Die Opposition in der Türkei hat in der dramatischen Nacht zum Samstag eine große demokratische Reife bewiesen, die ihrem Präsidenten und seiner AKP schon lange abgeht. Dass sich das Volk so geschlossen gegen den Putsch gestellt hat, ist für dieses Land, in dessen Innenpolitik das Militär immer eine große Rolle gespielt hat, eine wichtige, vielleicht sogar historische Erfahrung. Nie wieder die Diktatur der Generäle.

Umso schlimmer wäre es, wenn jetzt statt der Diktatur ein Diktator käme. Das ist das Nächste, was es zu verhindern gilt. Alles sieht aber danach aus, dass Machthaber Erdogan die Situation nutzen wird.

Dass er nun nicht nur die Führer der Putschisten bestraft, sondern sich aller Kräfte entledigt, die seinem Ziel einer Präsidialherrschaft auf Lebenszeit und einer unauslöschlichen Hegemonie der AKP noch gefährlich werden können. Dann würde sich der Sieg der Demokratie gegen die Militärs in sein Gegenteil verkehren.

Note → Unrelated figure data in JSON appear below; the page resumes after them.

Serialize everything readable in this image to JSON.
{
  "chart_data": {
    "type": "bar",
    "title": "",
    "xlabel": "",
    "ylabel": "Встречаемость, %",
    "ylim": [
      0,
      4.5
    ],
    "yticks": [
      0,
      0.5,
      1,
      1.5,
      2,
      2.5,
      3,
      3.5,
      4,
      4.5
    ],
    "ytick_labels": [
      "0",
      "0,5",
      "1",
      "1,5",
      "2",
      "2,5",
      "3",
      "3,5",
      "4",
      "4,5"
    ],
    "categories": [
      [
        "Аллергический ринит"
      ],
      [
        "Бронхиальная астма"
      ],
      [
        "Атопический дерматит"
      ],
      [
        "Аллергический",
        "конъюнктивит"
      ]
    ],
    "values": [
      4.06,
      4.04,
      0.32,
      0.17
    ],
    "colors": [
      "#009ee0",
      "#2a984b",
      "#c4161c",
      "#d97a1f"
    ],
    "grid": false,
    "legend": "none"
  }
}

Hier kommen die Europäer ins Spiel. Sie müssen Erdogan deutlich machen, dass sie von ihm ein Ende der inneren und äußeren Konfrontation erwarten, die das Land erst in diese Krise geführt hat. Jetzt, wo er zu seiner großen Schlussoffensive ansetzt, muss ihm das klargemacht werden, nicht wenn es zu spät ist.

Schon die Frage der Visafreiheit muss daran geknüpft werden, ob die grundlegenden Freiheits- und Menschenrechte eingehalten werden. Auch wenn es vielleicht den Flüchtlingsdeal kostet. Jetzt geht es um mehr.